There are now various global efforts to look at the feasibility of automated, yet private, data collection for contact tracing. How many people will voluntarily use such apps? Maybe 10-15%? That is probably not enough to accomplish what the app is designed to do. Some recent network studies suggest that a tipping point often occurs in human networks with an adoption of a new behavior by 1/4 to 1/3 of the population. Will 25%+ of a population adopt contact tracing apps???
There is still a portion of all populations that do not have, or that share, a mobile phone. Although the elederly have adopted smartphones at a lower rate than younger age groups, and are more prone to adverse results from a disease, they may be partially protected if the people they come in contact with have adopted a contact tracing app and isolate once warned of a possible adverse contact. Every person who is removed from the disease transmission chain helps the remaining population by reducing the chance of exposure and infection.

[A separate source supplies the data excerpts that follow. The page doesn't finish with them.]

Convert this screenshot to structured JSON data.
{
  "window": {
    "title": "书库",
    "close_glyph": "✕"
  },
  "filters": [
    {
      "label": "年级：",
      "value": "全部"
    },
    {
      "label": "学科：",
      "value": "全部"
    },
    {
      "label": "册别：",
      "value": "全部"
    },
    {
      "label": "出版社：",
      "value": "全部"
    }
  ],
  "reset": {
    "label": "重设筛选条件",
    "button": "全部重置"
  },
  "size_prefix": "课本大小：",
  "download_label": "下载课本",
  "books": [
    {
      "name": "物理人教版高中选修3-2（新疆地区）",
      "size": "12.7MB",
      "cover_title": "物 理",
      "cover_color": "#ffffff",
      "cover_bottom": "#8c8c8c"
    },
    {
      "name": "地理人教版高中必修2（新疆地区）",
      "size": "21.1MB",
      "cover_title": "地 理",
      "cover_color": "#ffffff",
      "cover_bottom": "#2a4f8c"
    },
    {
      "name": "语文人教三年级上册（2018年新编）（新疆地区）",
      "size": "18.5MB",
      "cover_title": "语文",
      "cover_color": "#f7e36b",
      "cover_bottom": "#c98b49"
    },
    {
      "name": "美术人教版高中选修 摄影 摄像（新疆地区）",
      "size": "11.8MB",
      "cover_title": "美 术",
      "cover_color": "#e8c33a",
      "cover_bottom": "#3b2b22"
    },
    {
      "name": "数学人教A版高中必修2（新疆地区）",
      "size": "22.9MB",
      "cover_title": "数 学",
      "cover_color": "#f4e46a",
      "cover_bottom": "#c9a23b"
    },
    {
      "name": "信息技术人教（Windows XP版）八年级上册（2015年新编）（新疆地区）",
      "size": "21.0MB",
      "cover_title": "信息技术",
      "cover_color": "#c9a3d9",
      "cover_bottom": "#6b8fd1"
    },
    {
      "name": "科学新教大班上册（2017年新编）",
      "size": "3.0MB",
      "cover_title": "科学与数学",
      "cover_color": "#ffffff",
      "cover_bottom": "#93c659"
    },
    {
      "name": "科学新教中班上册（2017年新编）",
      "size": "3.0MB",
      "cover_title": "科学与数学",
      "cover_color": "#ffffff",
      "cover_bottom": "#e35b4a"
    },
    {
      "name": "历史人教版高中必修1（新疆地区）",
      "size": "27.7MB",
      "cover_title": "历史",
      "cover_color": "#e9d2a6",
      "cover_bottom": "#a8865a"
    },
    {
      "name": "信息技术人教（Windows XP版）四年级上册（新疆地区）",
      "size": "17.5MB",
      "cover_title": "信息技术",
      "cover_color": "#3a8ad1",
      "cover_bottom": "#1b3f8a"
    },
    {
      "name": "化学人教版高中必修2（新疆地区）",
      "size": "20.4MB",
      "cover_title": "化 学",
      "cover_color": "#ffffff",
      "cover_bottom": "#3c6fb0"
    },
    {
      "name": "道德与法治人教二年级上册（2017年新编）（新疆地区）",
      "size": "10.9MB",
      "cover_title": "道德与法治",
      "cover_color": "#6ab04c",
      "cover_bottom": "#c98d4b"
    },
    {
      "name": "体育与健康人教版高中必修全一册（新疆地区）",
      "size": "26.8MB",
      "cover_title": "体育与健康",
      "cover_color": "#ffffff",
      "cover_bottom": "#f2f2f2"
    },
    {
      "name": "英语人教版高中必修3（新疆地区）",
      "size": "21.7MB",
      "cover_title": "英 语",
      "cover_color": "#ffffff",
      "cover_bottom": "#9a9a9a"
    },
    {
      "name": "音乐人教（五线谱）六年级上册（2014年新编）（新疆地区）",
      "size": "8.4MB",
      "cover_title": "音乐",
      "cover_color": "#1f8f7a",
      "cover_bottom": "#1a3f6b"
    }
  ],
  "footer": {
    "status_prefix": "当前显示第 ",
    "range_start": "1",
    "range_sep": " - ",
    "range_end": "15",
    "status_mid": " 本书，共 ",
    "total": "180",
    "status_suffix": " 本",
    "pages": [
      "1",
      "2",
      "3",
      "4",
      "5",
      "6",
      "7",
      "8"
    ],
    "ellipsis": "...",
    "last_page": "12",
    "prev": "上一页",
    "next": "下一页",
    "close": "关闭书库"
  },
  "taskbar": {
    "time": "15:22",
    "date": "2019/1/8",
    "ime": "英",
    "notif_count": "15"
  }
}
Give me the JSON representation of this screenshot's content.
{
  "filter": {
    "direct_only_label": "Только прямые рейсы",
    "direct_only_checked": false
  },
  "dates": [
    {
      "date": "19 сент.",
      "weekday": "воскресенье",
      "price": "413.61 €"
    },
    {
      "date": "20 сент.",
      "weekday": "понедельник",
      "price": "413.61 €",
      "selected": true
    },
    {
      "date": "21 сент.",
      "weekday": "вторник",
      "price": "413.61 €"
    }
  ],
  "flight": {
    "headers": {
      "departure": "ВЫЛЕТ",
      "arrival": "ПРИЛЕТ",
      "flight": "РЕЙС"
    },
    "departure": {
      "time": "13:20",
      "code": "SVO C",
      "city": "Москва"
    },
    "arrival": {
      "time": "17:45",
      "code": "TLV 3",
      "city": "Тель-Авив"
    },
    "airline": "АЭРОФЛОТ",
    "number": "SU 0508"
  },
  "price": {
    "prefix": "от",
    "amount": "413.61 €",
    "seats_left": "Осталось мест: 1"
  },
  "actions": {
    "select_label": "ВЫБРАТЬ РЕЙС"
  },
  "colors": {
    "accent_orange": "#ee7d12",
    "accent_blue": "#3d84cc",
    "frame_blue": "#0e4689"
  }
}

While new methods are explored, established approaches to contact tracing, aided by network analysis should be vigorously pursued in all local early outbreaks! We need to both elongate and fragment known chains of transmission, to slow their growth, and then stop the outbreak.
To summarize, we should follow this mantra:
| TEST, TREAT, TRACE, TRACK | REPEAT
Testing shows us who is sick -- the new cases, and who is not. Treating, includes healing, and isolating the sick. (Contact) Tracing finds the contacts that have been exposed by the new cases, and isolating them when necessary. Tracking includes, testing and re-testing of cases and contacts until they are in the clear. Stopping the spread takes a multi-pronged ongoing approach. The outcome of this pandemic will be totally dependent on how we respond to it - case by case, local network by local network.